Concerns over profitability and food quality for years kept the restaurant from expanding into delivery. This summer, however, Brinker announced it will offer the service nationwide through an exclusive deal with third-party platform DoorDash.
Sales in the fourth quarter ended June 26 increased 2% to $701.9 million from $688.2 million in the same period last year, driven by strong comparable restaurant sales, which were bolstered by an increase in to go sales.
“Through our e-commerce platform, guests can order Chili’s takeout easier and faster than anyone else in the category,” said Wyman T. Roberts, chief executive officer and president of Brinker International, during an Aug. 13 call with analysts. “And that technology has supported growth of our takeout business in the solid teens throughout fiscal ‘19.”
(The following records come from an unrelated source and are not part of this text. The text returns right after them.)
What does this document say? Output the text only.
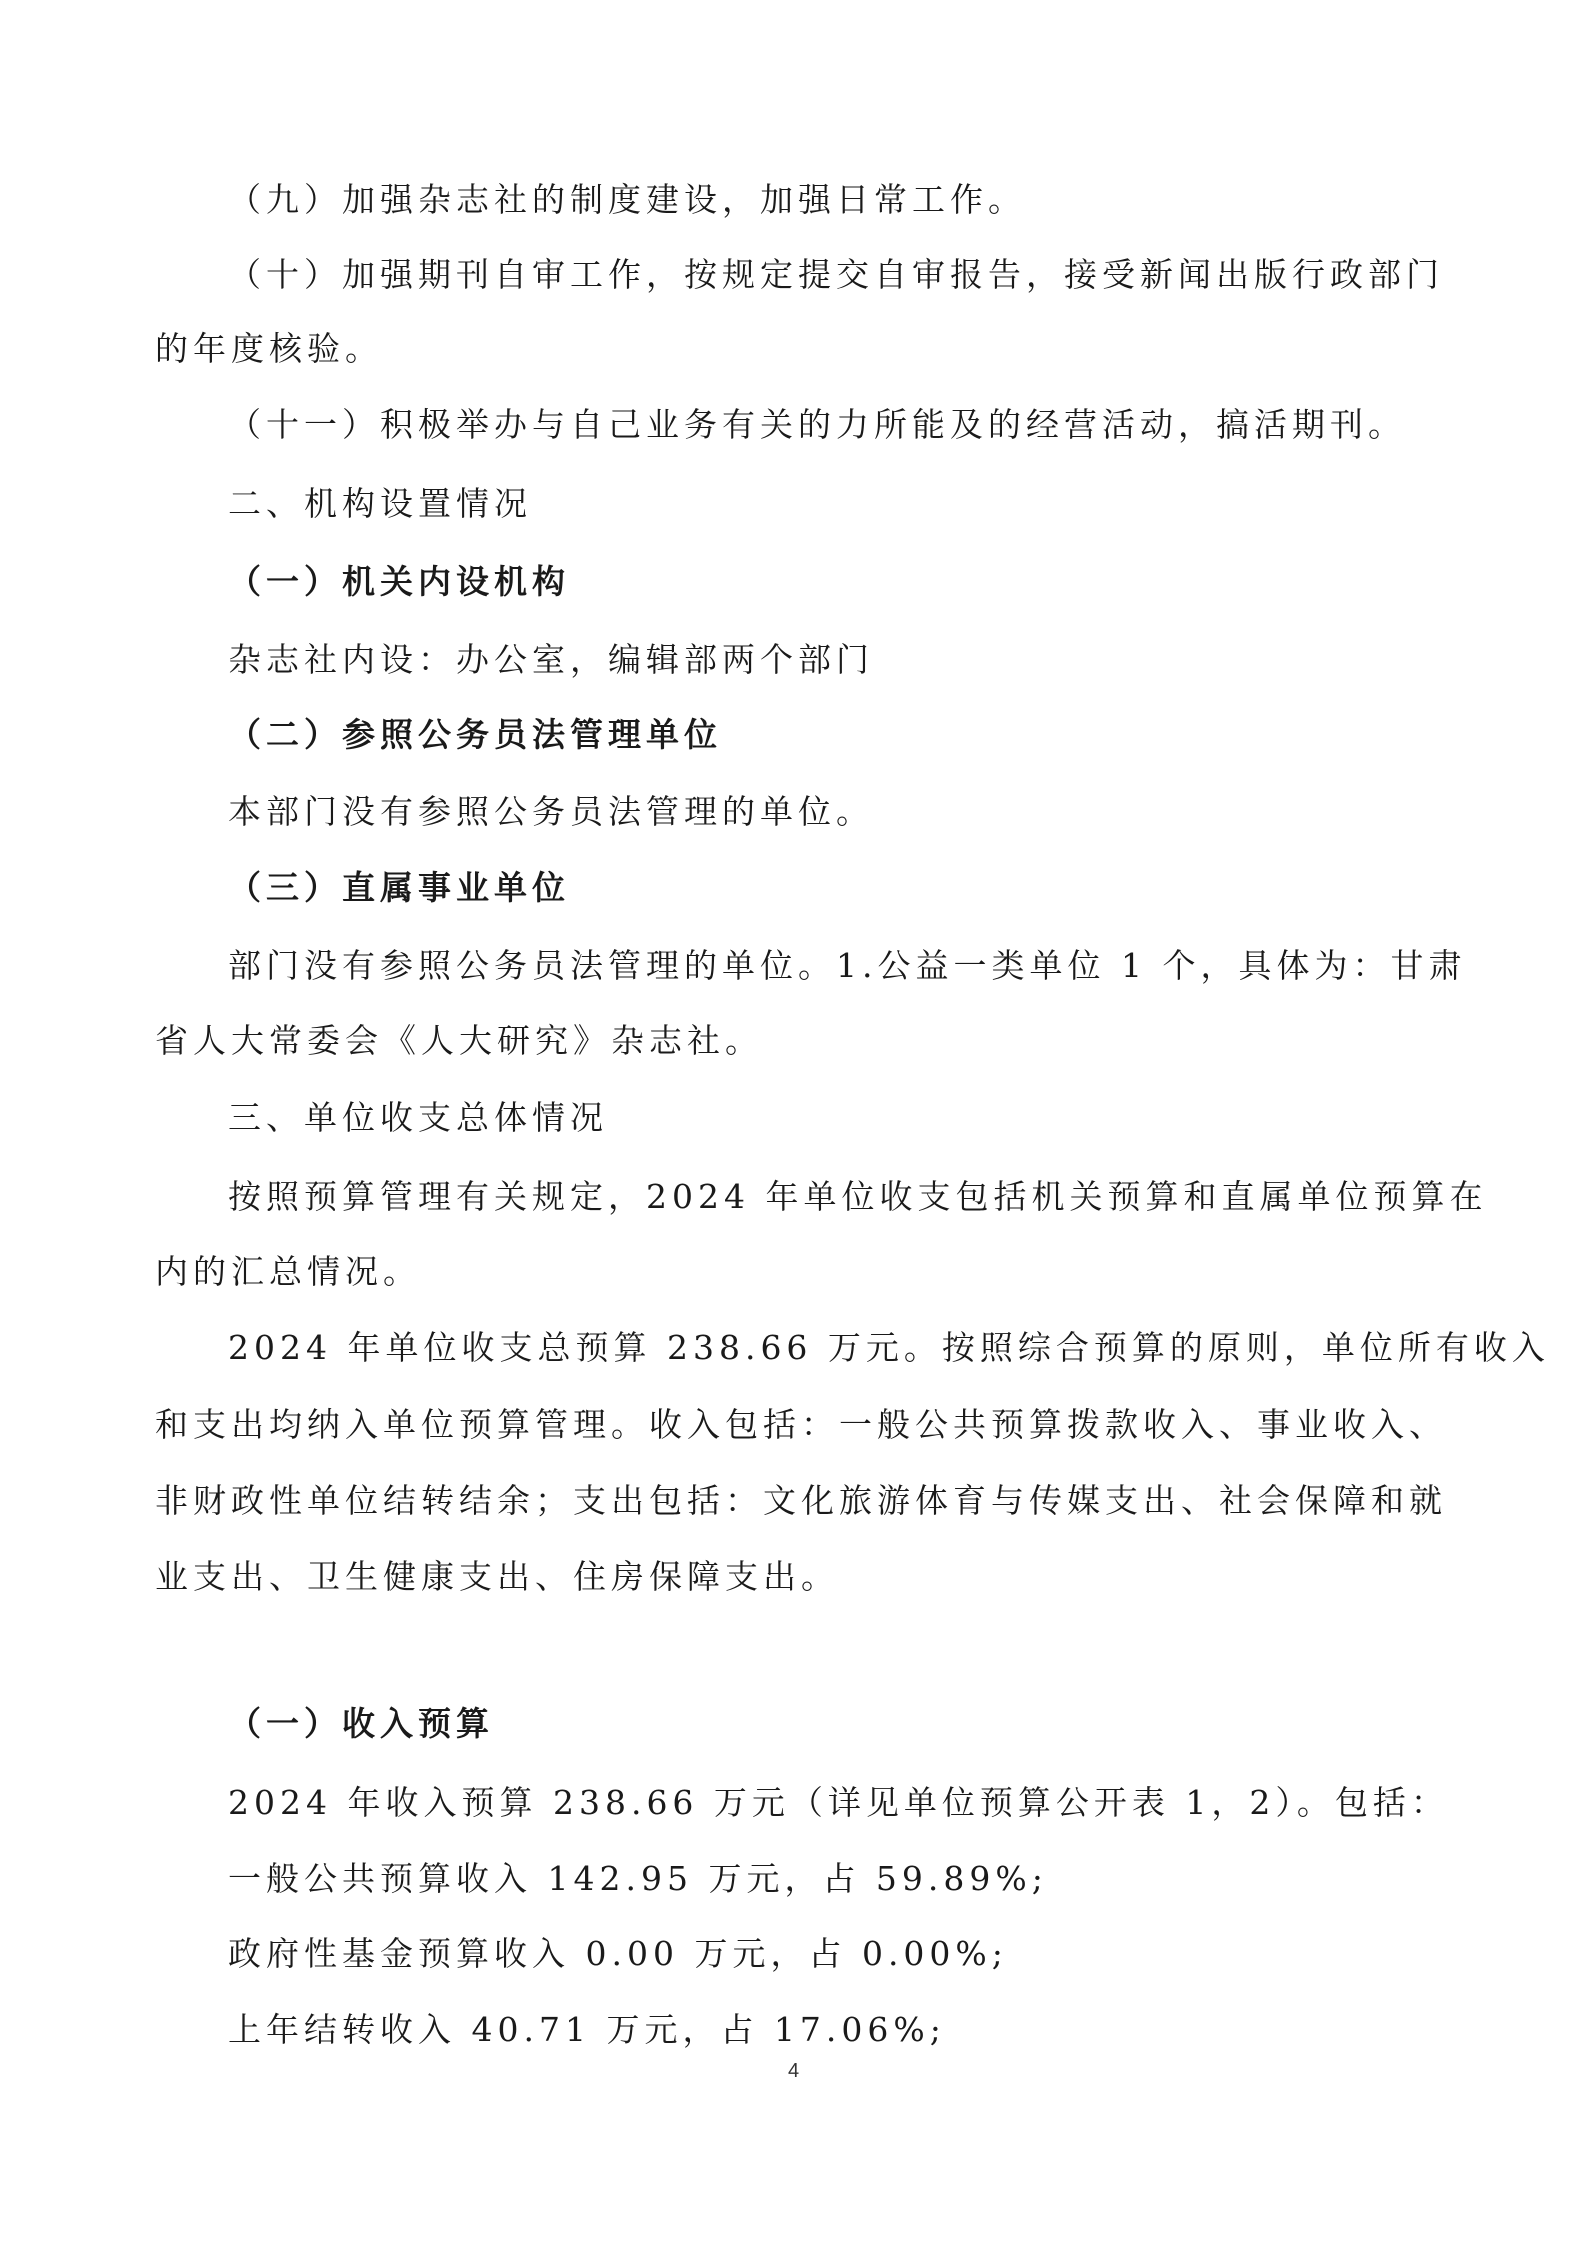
（九）加强杂志社的制度建设，加强日常工作。
（十）加强期刊自审工作，按规定提交自审报告，接受新闻出版行政部门
的年度核验。
（十一）积极举办与自己业务有关的力所能及的经营活动，搞活期刊。
二、机构设置情况
（一）机关内设机构
杂志社内设：办公室，编辑部两个部门
（二）参照公务员法管理单位
本部门没有参照公务员法管理的单位。
（三）直属事业单位
部门没有参照公务员法管理的单位。1.公益一类单位 1 个，具体为：甘肃
省人大常委会《人大研究》杂志社。
三、单位收支总体情况
按照预算管理有关规定，2024 年单位收支包括机关预算和直属单位预算在
内的汇总情况。
2024 年单位收支总预算 238.66 万元。按照综合预算的原则，单位所有收入
和支出均纳入单位预算管理。收入包括：一般公共预算拨款收入、事业收入、
非财政性单位结转结余；支出包括：文化旅游体育与传媒支出、社会保障和就
业支出、卫生健康支出、住房保障支出。
（一）收入预算
2024 年收入预算 238.66 万元（详见单位预算公开表 1，2）。包括：
一般公共预算收入 142.95 万元，占 59.89%;
政府性基金预算收入 0.00 万元，占 0.00%;
上年结转收入 40.71 万元，占 17.06%;
4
Value proposition and improved operational execution also are points of focus for the company. Chili’s launched its 3 for $10 offer this year. Mr. Roberts said the offer is more flexible than the previous 2 for $20 deal and easier for operators to execute consistently. The platform, which allows customers to choose a non-alcoholic beverage, an appetizer and an entree for $10, works well across both dayparts.
“It is an offer that works well for both dining in and to-go,” added Joseph G. Taylor, senior vice-president and chief financial officer at Brinker International. “It’s helping drive both of those businesses. As we see more and more commentary around the off-premise preferences of our guests, having a value platform that plays well on that side of the equation is playing right into the strengths of where we see the consumer going.”
The 3 for $10 offer will not be available through Chili’s delivery service, which will appeal to a different, less value-driven customer, said Mr. Roberts.
“The to-go customer has a higher preference for value, which I think basically equates the fact that if I’m a value-oriented guest looking for that strong of an offer, there’s probably some willingness to get it on a to-go basis,” he said. “I think playing to delivery is probably playing to a less value-oriented customer, which we have significant numbers of. I think there’s a lot of responsiveness to the ability to get that from a delivery and less sensitivity to some of those charges that go with it.”
For the fiscal year ended June 26, net income at Brinker was $154.9 million, equal to $3.96 per share on the common stock, up 19% from $125.9 million, or $2.72 per share, last year. Revenues totaled $3,217,900,000, up from $3,135,400,000.
Fourth-quarter net income was $46.7 million, or $1.22 per share, up 6% from $43.8 million, or $1.01 per share, in the same period last year. Total revenues of $834.1 million were up 2% from $817.1 million.